Method Two: Use Aomei Partition Assistant Built-in SSD Migration Feature
You don’t have to use Clonezilla to make a bootable partition clone. An easier method is actually to use the Aomei Partition Assistant directly. It has a Migrate OS to SSD wizard built-in just for this purpose. You don’t even need to create any bootable image or anything. Aomei comes with an environment where you will complete the migration without loading Windows. That said, all the setup and settings have to be done first inside the Windows.
Start by launching Migrate OS to SSD wizard.

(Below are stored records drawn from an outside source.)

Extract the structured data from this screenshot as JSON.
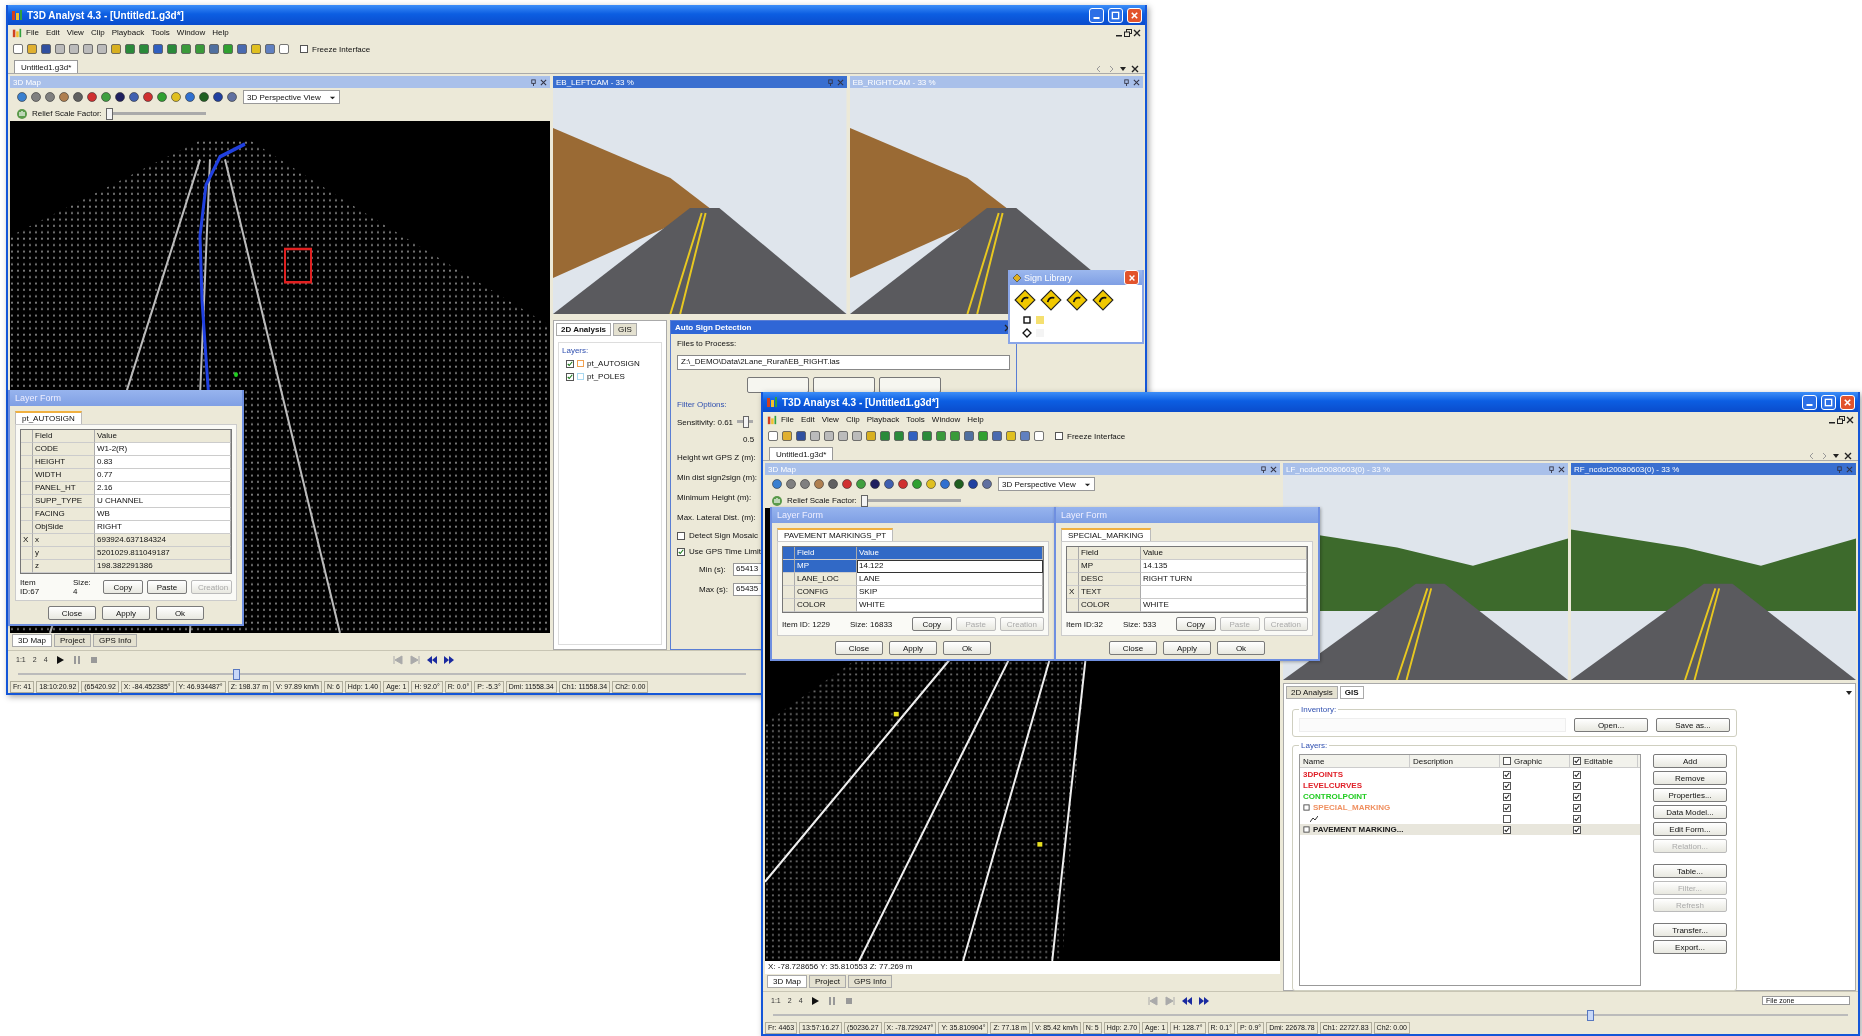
{
  "windows": [
    {
      "title": "T3D Analyst 4.3 - [Untitled1.g3d*]",
      "menu": [
        "File",
        "Edit",
        "View",
        "Clip",
        "Playback",
        "Tools",
        "Window",
        "Help"
      ],
      "freeze_interface": {
        "label": "Freeze Interface",
        "checked": false
      },
      "document_tab": "Untitled1.g3d*",
      "map_panel": {
        "title": "3D Map",
        "active": false,
        "view_mode": "3D Perspective View",
        "relief": {
          "label": "Relief Scale Factor:",
          "level": 0
        }
      },
      "camera_panels": [
        {
          "title": "EB_LEFTCAM - 33 %",
          "active": true
        },
        {
          "title": "EB_RIGHTCAM - 33 %",
          "active": false
        }
      ],
      "layer_forms": [
        {
          "title": "Layer Form",
          "layer": "pt_AUTOSIGN",
          "active": false,
          "columns": [
            "Field",
            "Value"
          ],
          "rows": [
            {
              "field": "CODE",
              "value": "W1-2(R)",
              "selected": false,
              "read_only": false
            },
            {
              "field": "HEIGHT",
              "value": "0.83",
              "selected": false,
              "read_only": false
            },
            {
              "field": "WIDTH",
              "value": "0.77",
              "selected": false,
              "read_only": false
            },
            {
              "field": "PANEL_HT",
              "value": "2.16",
              "selected": false,
              "read_only": false
            },
            {
              "field": "SUPP_TYPE",
              "value": "U CHANNEL",
              "selected": false,
              "read_only": false
            },
            {
              "field": "FACING",
              "value": "WB",
              "selected": false,
              "read_only": false
            },
            {
              "field": "ObjSide",
              "value": "RIGHT",
              "selected": false,
              "read_only": false
            },
            {
              "marker": "X",
              "field": "x",
              "value": "693924.637184324",
              "selected": false,
              "read_only": true
            },
            {
              "field": "y",
              "value": "5201029.811049187",
              "selected": false,
              "read_only": true
            },
            {
              "field": "z",
              "value": "198.382291386",
              "selected": false,
              "read_only": true
            }
          ],
          "item_id": "Item ID:67",
          "size": "Size: 4",
          "edit_buttons": [
            {
              "label": "Copy",
              "disabled": false
            },
            {
              "label": "Paste",
              "disabled": false
            },
            {
              "label": "Creation",
              "disabled": true
            }
          ],
          "buttons": [
            "Close",
            "Apply",
            "Ok"
          ]
        }
      ],
      "bottom_tabs": [
        {
          "label": "3D Map",
          "selected": true
        },
        {
          "label": "Project",
          "selected": false
        },
        {
          "label": "GPS Info",
          "selected": false
        }
      ],
      "speed_labels": [
        "1:1",
        "2",
        "4"
      ],
      "seek_slider": {
        "level": 0.3
      },
      "status_bar": [
        "Fr: 41",
        "18:10:20.92",
        "(65420.92",
        "X: -84.452385°",
        "Y: 46.934487°",
        "Z: 198.37 m",
        "V: 97.89 km/h",
        "N: 6",
        "Hdp: 1.40",
        "Age: 1",
        "H: 92.0°",
        "R: 0.0°",
        "P: -5.3°",
        "Dmi: 11558.34",
        "Ch1: 11558.34",
        "Ch2: 0.00"
      ],
      "analysis_panel": {
        "tabs": [
          {
            "label": "2D Analysis",
            "selected": true
          },
          {
            "label": "GIS",
            "selected": false
          }
        ],
        "layers_label": "Layers:",
        "layers": [
          {
            "name": "pt_AUTOSIGN",
            "checked": true,
            "color": "#f0a050"
          },
          {
            "name": "pt_POLES",
            "checked": true,
            "color": "#a8d8f0"
          }
        ]
      },
      "auto_sign_detection": {
        "title": "Auto Sign Detection",
        "files_label": "Files to Process:",
        "file_path": "Z:\\_DEMO\\Data\\2Lane_Rural\\EB_RIGHT.las",
        "filter_label": "Filter Options:",
        "sensitivity": {
          "label": "Sensitivity: 0.61",
          "level": 0.5,
          "tick": "0.5"
        },
        "params": [
          "Height wrt GPS Z (m):",
          "Min dist sign2sign (m):",
          "Minimum Height (m):",
          "Max. Lateral Dist. (m):"
        ],
        "checks": [
          {
            "label": "Detect Sign Mosaic",
            "checked": false
          },
          {
            "label": "Use GPS Time Limit",
            "checked": true
          }
        ],
        "time_limits": [
          {
            "label": "Min (s):",
            "value": "65413"
          },
          {
            "label": "Max (s):",
            "value": "65435"
          }
        ]
      },
      "sign_library": {
        "title": "Sign Library"
      }
    },
    {
      "title": "T3D Analyst 4.3 - [Untitled1.g3d*]",
      "menu": [
        "File",
        "Edit",
        "View",
        "Clip",
        "Playback",
        "Tools",
        "Window",
        "Help"
      ],
      "freeze_interface": {
        "label": "Freeze Interface",
        "checked": false
      },
      "document_tab": "Untitled1.g3d*",
      "map_panel": {
        "title": "3D Map",
        "active": false,
        "view_mode": "3D Perspective View",
        "relief": {
          "label": "Relief Scale Factor:",
          "level": 0
        },
        "coordinates": "X: -78.728656  Y: 35.810553  Z: 77.269 m"
      },
      "camera_panels": [
        {
          "title": "LF_ncdot20080603(0) - 33 %",
          "active": false
        },
        {
          "title": "RF_ncdot20080603(0) - 33 %",
          "active": true
        }
      ],
      "layer_forms": [
        {
          "title": "Layer Form",
          "layer": "PAVEMENT MARKINGS_PT",
          "active": true,
          "columns": [
            "Field",
            "Value"
          ],
          "rows": [
            {
              "field": "MP",
              "value": "14.122",
              "selected": true,
              "read_only": false
            },
            {
              "field": "LANE_LOC",
              "value": "LANE",
              "selected": false,
              "read_only": false
            },
            {
              "field": "CONFIG",
              "value": "SKIP",
              "selected": false,
              "read_only": false
            },
            {
              "field": "COLOR",
              "value": "WHITE",
              "selected": false,
              "read_only": false
            }
          ],
          "item_id": "Item ID: 1229",
          "size": "Size: 16833",
          "edit_buttons": [
            {
              "label": "Copy",
              "disabled": false
            },
            {
              "label": "Paste",
              "disabled": true
            },
            {
              "label": "Creation",
              "disabled": true
            }
          ],
          "buttons": [
            "Close",
            "Apply",
            "Ok"
          ]
        },
        {
          "title": "Layer Form",
          "layer": "SPECIAL_MARKING",
          "active": false,
          "columns": [
            "Field",
            "Value"
          ],
          "rows": [
            {
              "field": "MP",
              "value": "14.135",
              "selected": false,
              "read_only": false
            },
            {
              "field": "DESC",
              "value": "RIGHT TURN",
              "selected": false,
              "read_only": false
            },
            {
              "marker": "X",
              "field": "TEXT",
              "selected": false,
              "read_only": false
            },
            {
              "field": "COLOR",
              "value": "WHITE",
              "selected": false,
              "read_only": false
            }
          ],
          "item_id": "Item ID:32",
          "size": "Size: 533",
          "edit_buttons": [
            {
              "label": "Copy",
              "disabled": false
            },
            {
              "label": "Paste",
              "disabled": true
            },
            {
              "label": "Creation",
              "disabled": true
            }
          ],
          "buttons": [
            "Close",
            "Apply",
            "Ok"
          ]
        }
      ],
      "bottom_tabs": [
        {
          "label": "3D Map",
          "selected": true
        },
        {
          "label": "Project",
          "selected": false
        },
        {
          "label": "GPS Info",
          "selected": false
        }
      ],
      "speed_labels": [
        "1:1",
        "2",
        "4"
      ],
      "seek_slider": {
        "level": 0.76
      },
      "file_zone": "File zone",
      "status_bar": [
        "Fr: 4463",
        "13:57:16.27",
        "(50236.27",
        "X: -78.729247°",
        "Y: 35.810904°",
        "Z: 77.18 m",
        "V: 85.42 km/h",
        "N: 5",
        "Hdp: 2.70",
        "Age: 1",
        "H: 128.7°",
        "R: 0.1°",
        "P: 0.9°",
        "Dmi: 22678.78",
        "Ch1: 22727.83",
        "Ch2: 0.00"
      ],
      "gis_panel": {
        "tabs": [
          {
            "label": "2D Analysis",
            "selected": false
          },
          {
            "label": "GIS",
            "selected": true
          }
        ],
        "inventory_label": "Inventory:",
        "inventory_buttons": [
          "Open...",
          "Save as..."
        ],
        "layers_label": "Layers:",
        "columns": [
          "Name",
          "Description",
          "Graphic",
          "Editable"
        ],
        "header_checks": {
          "graphic": false,
          "editable": true
        },
        "rows": [
          {
            "kind": "layer",
            "name": "3DPOINTS",
            "color": "#e02028",
            "graphic": true,
            "editable": true,
            "selected": false
          },
          {
            "kind": "layer",
            "name": "LEVELCURVES",
            "color": "#e02028",
            "graphic": true,
            "editable": true,
            "selected": false
          },
          {
            "kind": "layer",
            "name": "CONTROLPOINT",
            "color": "#22cc22",
            "graphic": true,
            "editable": true,
            "selected": false
          },
          {
            "kind": "group",
            "name": "SPECIAL_MARKING",
            "color": "#f09060",
            "graphic": true,
            "editable": true,
            "selected": false,
            "children": [
              {
                "kind": "line",
                "graphic": false,
                "editable": true,
                "selected": false
              }
            ]
          },
          {
            "kind": "group",
            "name": "PAVEMENT MARKING...",
            "color": "#202020",
            "graphic": true,
            "editable": true,
            "selected": true
          }
        ],
        "buttons": [
          {
            "label": "Add",
            "disabled": false
          },
          {
            "label": "Remove",
            "disabled": false
          },
          {
            "label": "Properties...",
            "disabled": false
          },
          {
            "label": "Data Model...",
            "disabled": false
          },
          {
            "label": "Edit Form...",
            "disabled": false
          },
          {
            "label": "Relation...",
            "disabled": true
          },
          {
            "label": "Table...",
            "disabled": false
          },
          {
            "label": "Filter...",
            "disabled": true
          },
          {
            "label": "Refresh",
            "disabled": true
          },
          {
            "label": "Transfer...",
            "disabled": false
          },
          {
            "label": "Export...",
            "disabled": false
          }
        ]
      }
    }
  ]
}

First, make sure both disks are connected to the device, if you haven’t, please turn off your computer and do that now.
Next, select the destination partition/disk you’d like to migrate to, aka the SSD.
Here you have the option to select if you want to keep the original partition size or fully extend the bootable C partition. In the example below, originally I have 50GB of storage, with the new SSD it gets to expand to 120GB.
Following the wizard to complete the configuration.
Read all the notes carefully and proceed with caution.
Now once the wizard is done, it doesn’t mean it’s over. You need to click “Apply” to start the process.
AOMEI partition assistant will now restart your machine and boot into a state where Windows is not loaded, there it can copy all the system files without disrupting.
Once you restart your PC, AOMEI will boot into its program to finish the copy process.
Once the process is completed, you are finished! The clean up you can do after is to change the boot order to make sure to load Windows under the right disk. Once you are back into Windows, you can clean up the previous C drive, and remove the partition. The new unallocated partition can be extended with Window’s built-in Disk Management tool. There you have it, two ways of migrating your OS into a larger disk, a larger SSD. Hope you find this useful when you upgrade your desktop to a new SSD.